26 October 2006

Moment with Mitya

Scrap the piles of dirt idea.  I'm having a moment.

Setting:
The mango-colored Philharmonie, a warm, large yet intimate hall filled with the most gloriously clear acoustic perfection, layered sound swirling over my head and leafing back the pages to a time when the world wasn't so big and I was the pianist in Shostakovich's 1st Symphony instead of the ash-haired German I saw tonight.  That piece, written when Shostakovich was just 19-years-old, is not only my favorite orchestral piece but also one of the great masterpieces of the 20th century - the Scherzo alone with its juxtaposed themes and menacing cymbals makes my skin crawl with electricity and fear.  The horror and grief and raging inner fire of a sickly young man oppressed by the Soviets, living his life under that dark shadow of constant terror, a world of the grotesque: this is the 1st Symphony.

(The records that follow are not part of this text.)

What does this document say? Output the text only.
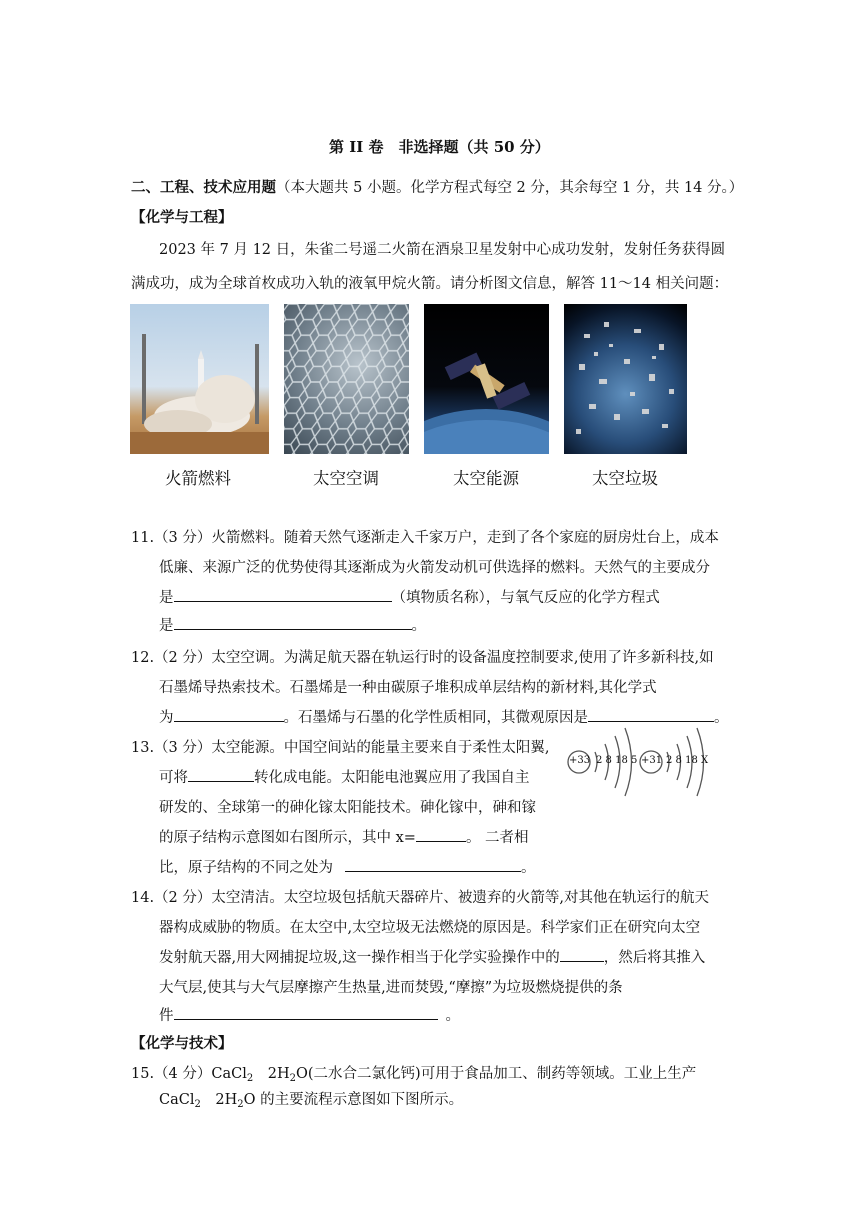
第 II 卷　非选择题（共 50 分）
二、工程、技术应用题（本大题共 5 小题。化学方程式每空 2 分，其余每空 1 分，共 14 分。）
【化学与工程】
2023 年 7 月 12 日，朱雀二号遥二火箭在酒泉卫星发射中心成功发射，发射任务获得圆
满成功，成为全球首枚成功入轨的液氧甲烷火箭。请分析图文信息，解答 11～14 相关问题：
火箭燃料	太空空调	太空能源	太空垃圾
11.（3 分）火箭燃料。随着天然气逐渐走入千家万户，走到了各个家庭的厨房灶台上，成本
低廉、来源广泛的优势使得其逐渐成为火箭发动机可供选择的燃料。天然气的主要成分
是	（填物质名称），与氧气反应的化学方程式
是	。
12.（2 分）太空空调。为满足航天器在轨运行时的设备温度控制要求,使用了许多新科技,如
石墨烯导热索技术。石墨烯是一种由碳原子堆积成单层结构的新材料,其化学式
为	。石墨烯与石墨的化学性质相同，其微观原因是	。
13.（3 分）太空能源。中国空间站的能量主要来自于柔性太阳翼,
可将	转化成电能。太阳能电池翼应用了我国自主
研发的、全球第一的砷化镓太阳能技术。砷化镓中，砷和镓
的原子结构示意图如右图所示，其中 x=	。 二者相
比，原子结构的不同之处为	。
+33 2 8 18 5 +31 2 8 18 X
14.（2 分）太空清洁。太空垃圾包括航天器碎片、被遗弃的火箭等,对其他在轨运行的航天
器构成威胁的物质。在太空中,太空垃圾无法燃烧的原因是。科学家们正在研究向太空
发射航天器,用大网捕捉垃圾,这一操作相当于化学实验操作中的	，然后将其推入
大气层,使其与大气层摩擦产生热量,进而焚毁,“摩擦”为垃圾燃烧提供的条
件	。
【化学与技术】
15.（4 分）CaCl$_2$　$2H_2O$(二水合二氯化钙)可用于食品加工、制药等领域。工业上生产
CaCl$_2$　$2H_2O$ 的主要流程示意图如下图所示。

I first encountered this piece in my high school days while playing the piano part with the university orchestra.  The strange and brilliant conductor read off a green mini-score, accused the basses of sounding like B-52 bombers, and once asked me in the middle of rehearsal if, after a particularly speedy chromatic scale on my part, I was perhaps on methamphetamines?  I'd already played the Shostakovich 2nd Piano Concerto and had read his biography, so these rehearsals and subsequent concert only strenthened my bond with Shostakovich.  Each piece you play becomes part of you (or you become part of it).  Most of the time, exhaustion takes its toll and renders many pieces unlistenable. But an orchestral piece, especially when rehearsals are few, is like the smallest glimpse of something far grander than you could imagine.

Tonight, I relieved it all, my own experiences with the piece 5 years ago--the notes, the rehearsals, the people, the witty lines, the orchestral score I was forced to read off since the piano part was long missing--, my life then and the friends I had (many now lost in the shadows of time and space, which, let's be honest, isn't such a bad thing),  Shostakovich's life and the circumstances surrounding his composition of this piece, and a thousand other things, all related and unrelated, evoked by the weeping cello or crashing drum, leaving me with impressions of things real and unreal, feelings I've nearly forgotten, and an overwhelming desire to send out postcards to a few people who share my symphony.

There are some people in life who will give you, freely, one of the two greatest gifts to be had: friendship and music. Friendship can turns sour. Music is a constant.

What struck me most tonight was how connected I felt to the symphony, as if it were mine, for me, alternatively whispering and shouting things for my ears alone.  It's in my pocket, like a gem, and I can take it out and marvel at its genius and beauty, turning it over in my hand to notice its glints of opalescent light, its angular cut, its heaviness.  Nobody can take it away.  And everyone can share it.  This is the gift.  Five years ago, my conductor gave this symphony to me, and I put it in my pocket.  I'm going to write him a postcard.